Oil 4 round 12” (30 cm) pie pans all the way up the edges and set aside. (I only have two 8" and two 9", so that's what I used.)
Pulse the dry cottage cheese curd in a food processor 7 or 8 times or until the cheese starts to stick together to form a paste. Crack the eggs in a small bowl. Add the eggs and salt to the cheese and mix very well with your hand until all the ingredients are incorporated. The mixture should not be runny. If you plan to add any other ingredients to your filing, prepare them all now, and keep in mind that the filing should not contain a lot of liquid.
Flour your work surface and roll out one small ball of dough in a circle about 12” (30 cm) across. Lay aside on a floured towel, covered, to rest 10 more minutes. Repeat for all the balls, rolling the biggest last.
Place your four round pans in a square on your clean work surface. Have a small bowl of oil and your pastry brush on hand.
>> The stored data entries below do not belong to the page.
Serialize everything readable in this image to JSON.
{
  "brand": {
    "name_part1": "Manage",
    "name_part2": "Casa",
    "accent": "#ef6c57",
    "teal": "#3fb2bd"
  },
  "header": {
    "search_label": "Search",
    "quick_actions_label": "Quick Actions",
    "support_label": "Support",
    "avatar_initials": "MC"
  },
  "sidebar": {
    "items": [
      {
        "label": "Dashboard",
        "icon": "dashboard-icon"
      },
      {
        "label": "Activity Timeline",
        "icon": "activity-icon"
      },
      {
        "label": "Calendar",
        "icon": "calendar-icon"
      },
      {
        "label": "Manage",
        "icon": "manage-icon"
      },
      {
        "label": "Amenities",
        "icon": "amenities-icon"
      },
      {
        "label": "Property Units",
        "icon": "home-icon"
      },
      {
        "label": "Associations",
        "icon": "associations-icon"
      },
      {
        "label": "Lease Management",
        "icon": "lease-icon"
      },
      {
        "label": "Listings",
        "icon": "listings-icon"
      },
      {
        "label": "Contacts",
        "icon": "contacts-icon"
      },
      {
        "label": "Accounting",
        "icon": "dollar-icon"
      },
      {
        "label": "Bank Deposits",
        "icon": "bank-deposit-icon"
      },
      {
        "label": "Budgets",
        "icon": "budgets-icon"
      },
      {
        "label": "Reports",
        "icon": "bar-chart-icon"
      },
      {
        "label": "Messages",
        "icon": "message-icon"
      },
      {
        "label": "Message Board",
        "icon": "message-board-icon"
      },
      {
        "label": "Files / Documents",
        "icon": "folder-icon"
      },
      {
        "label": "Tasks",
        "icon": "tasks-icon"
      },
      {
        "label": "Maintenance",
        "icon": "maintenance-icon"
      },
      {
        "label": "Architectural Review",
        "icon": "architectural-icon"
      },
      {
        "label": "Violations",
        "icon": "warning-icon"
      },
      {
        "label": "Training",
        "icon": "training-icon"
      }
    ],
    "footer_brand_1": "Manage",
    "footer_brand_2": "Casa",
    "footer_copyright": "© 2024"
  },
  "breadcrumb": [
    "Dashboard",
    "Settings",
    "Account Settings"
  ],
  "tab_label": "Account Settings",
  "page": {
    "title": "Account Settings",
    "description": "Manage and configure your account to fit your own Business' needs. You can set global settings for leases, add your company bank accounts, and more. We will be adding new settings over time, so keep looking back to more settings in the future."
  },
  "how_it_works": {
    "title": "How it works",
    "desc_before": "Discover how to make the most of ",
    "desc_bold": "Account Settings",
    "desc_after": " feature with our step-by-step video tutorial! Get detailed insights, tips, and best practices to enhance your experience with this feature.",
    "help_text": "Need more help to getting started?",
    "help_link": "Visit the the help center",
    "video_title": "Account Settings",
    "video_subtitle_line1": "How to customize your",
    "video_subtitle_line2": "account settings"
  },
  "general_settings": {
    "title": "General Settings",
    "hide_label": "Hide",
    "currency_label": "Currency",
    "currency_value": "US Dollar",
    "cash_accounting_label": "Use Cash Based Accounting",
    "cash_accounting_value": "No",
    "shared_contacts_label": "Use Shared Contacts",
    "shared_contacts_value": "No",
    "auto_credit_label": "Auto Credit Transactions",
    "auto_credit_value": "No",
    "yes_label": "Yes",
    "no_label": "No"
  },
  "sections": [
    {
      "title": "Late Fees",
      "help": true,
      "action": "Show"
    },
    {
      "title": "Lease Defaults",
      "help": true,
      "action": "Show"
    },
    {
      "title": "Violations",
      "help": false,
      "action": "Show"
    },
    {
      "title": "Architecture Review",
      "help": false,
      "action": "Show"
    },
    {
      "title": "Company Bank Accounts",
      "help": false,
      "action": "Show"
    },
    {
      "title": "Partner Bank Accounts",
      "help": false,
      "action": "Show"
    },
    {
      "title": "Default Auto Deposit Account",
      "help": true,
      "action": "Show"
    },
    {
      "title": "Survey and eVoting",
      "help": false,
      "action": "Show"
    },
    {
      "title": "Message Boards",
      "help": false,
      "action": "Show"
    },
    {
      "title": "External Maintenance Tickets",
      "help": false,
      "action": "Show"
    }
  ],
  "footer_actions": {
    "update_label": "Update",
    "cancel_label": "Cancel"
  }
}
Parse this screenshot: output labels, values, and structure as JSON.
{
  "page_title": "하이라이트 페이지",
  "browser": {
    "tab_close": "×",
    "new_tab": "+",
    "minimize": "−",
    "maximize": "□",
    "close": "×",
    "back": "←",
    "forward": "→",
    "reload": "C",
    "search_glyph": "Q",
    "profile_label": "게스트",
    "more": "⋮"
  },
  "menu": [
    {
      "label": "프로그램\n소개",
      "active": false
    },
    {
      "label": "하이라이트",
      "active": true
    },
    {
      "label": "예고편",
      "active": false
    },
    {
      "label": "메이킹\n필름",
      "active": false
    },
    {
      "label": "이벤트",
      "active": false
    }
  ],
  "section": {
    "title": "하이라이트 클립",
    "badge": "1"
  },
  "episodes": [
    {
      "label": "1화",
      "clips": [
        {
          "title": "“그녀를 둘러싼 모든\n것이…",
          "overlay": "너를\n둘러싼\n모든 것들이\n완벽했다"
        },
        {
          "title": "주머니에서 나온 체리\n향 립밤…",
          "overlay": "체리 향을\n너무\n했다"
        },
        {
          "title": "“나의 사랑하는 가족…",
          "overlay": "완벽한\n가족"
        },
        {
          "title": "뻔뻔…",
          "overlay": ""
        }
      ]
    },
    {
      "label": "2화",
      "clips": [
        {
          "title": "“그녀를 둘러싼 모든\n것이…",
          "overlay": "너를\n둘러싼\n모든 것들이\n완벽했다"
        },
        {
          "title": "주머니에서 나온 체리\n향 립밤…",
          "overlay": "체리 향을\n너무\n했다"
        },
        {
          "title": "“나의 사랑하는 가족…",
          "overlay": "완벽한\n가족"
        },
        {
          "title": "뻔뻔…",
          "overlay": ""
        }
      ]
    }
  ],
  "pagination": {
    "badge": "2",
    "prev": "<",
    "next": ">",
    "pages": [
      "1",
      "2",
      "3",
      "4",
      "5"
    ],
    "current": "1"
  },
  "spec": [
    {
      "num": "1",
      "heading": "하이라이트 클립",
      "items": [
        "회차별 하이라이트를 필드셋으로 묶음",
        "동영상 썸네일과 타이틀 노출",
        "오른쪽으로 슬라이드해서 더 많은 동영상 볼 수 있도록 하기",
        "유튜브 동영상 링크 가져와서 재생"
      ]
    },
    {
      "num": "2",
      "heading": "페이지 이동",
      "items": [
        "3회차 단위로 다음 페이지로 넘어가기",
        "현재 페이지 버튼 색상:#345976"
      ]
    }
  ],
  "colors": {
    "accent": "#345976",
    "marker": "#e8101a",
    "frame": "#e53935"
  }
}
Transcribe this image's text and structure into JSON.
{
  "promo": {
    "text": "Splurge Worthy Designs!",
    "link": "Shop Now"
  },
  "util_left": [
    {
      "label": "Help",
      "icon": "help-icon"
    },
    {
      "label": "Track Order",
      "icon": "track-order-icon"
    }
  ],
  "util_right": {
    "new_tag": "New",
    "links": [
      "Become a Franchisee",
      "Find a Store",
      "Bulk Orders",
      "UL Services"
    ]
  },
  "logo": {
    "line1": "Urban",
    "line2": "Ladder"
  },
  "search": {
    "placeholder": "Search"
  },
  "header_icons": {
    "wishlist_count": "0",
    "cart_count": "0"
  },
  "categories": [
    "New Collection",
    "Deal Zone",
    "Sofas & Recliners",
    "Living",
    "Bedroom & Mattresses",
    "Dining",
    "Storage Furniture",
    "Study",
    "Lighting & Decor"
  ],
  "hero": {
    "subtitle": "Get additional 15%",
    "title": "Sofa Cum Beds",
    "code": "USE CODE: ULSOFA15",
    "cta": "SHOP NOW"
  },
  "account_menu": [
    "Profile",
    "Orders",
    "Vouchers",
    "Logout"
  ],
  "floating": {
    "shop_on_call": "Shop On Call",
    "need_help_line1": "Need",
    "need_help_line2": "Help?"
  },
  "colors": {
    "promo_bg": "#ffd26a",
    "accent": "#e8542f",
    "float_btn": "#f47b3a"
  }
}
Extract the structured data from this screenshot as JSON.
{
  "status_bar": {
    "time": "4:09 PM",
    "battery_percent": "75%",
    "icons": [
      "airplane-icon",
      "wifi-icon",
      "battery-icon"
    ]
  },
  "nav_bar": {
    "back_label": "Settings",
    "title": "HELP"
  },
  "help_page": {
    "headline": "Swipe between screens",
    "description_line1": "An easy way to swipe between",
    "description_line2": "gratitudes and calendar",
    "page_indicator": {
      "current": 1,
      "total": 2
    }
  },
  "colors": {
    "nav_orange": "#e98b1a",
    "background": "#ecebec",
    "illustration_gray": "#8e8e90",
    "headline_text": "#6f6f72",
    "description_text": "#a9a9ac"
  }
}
Pick up the first dough you rolled, and hold it with both hands on the edge, letting the weight of the dough stretch the edge. Move quickly pulling gently with your your fingers as you rotate the circle. When you have completed the circle the edges will be frilly. Now you can stretch the rest of the dough starting in the center and pulling outward. Rotate the dough to pull in different directions. You want to stretch it very then - like paper. Place the dough over the top of all four of the pie pans, stretching the dough to cover the edges. With the back of your hands press the dough down into the bottom of each pan. Do not worry about small holes in the dough. Bigger holes (more than 5 inchecan be patched using the extra dough hanging between the pie pans. Oil the dough (on the bottom of the pan and the sidewith a pastry brush. Repeat with the second dough circle. Stick it to the first layer by gently patting it down. Oil again. Repeat the process for the third dough, but only oil the perimeter of the pie pans.
Arrange the oven racks to the 2nd and 4th notches. Preheat the oven to 375 F (190 C).
Divide the cheese mixture into 4 equal parts and spoon into the center of each pan. With the back of the spoon gently spread the mixture to the edges of the pan and bring the filling up halfway.
Be careful to not tear holes into the last two circles. Place the 4th stretched dough circle onto the pans, and press it down gently with the back of your hands into the filling. Apply oil, patch where necessary, and repeat for the last and largest dough circle (don’t forget to oil). Cut or tear the pie pans apart, and gently cut the dough in each pan like a pie - 4 or 6 pieces total. Using a butterknife, scrape across the top inner edge of the pans. Set the extra dough aside.
Add all four pies to the oven - two on top and two on bottom - and bake for 15 minutes. Rotate and bake another 15 minutes or until the tops are browned and hard to the touch. Cool 5 minutes and serve warm.
Pulse the dry cheese curd in a food processor until it starts to stick together to form a paste. If you can’t find dry cheese curd you can always make it. Just buy cottage cheese, rinse it well to remove the extra cream, let it drain a few hours, and then lay it out to dry a few more.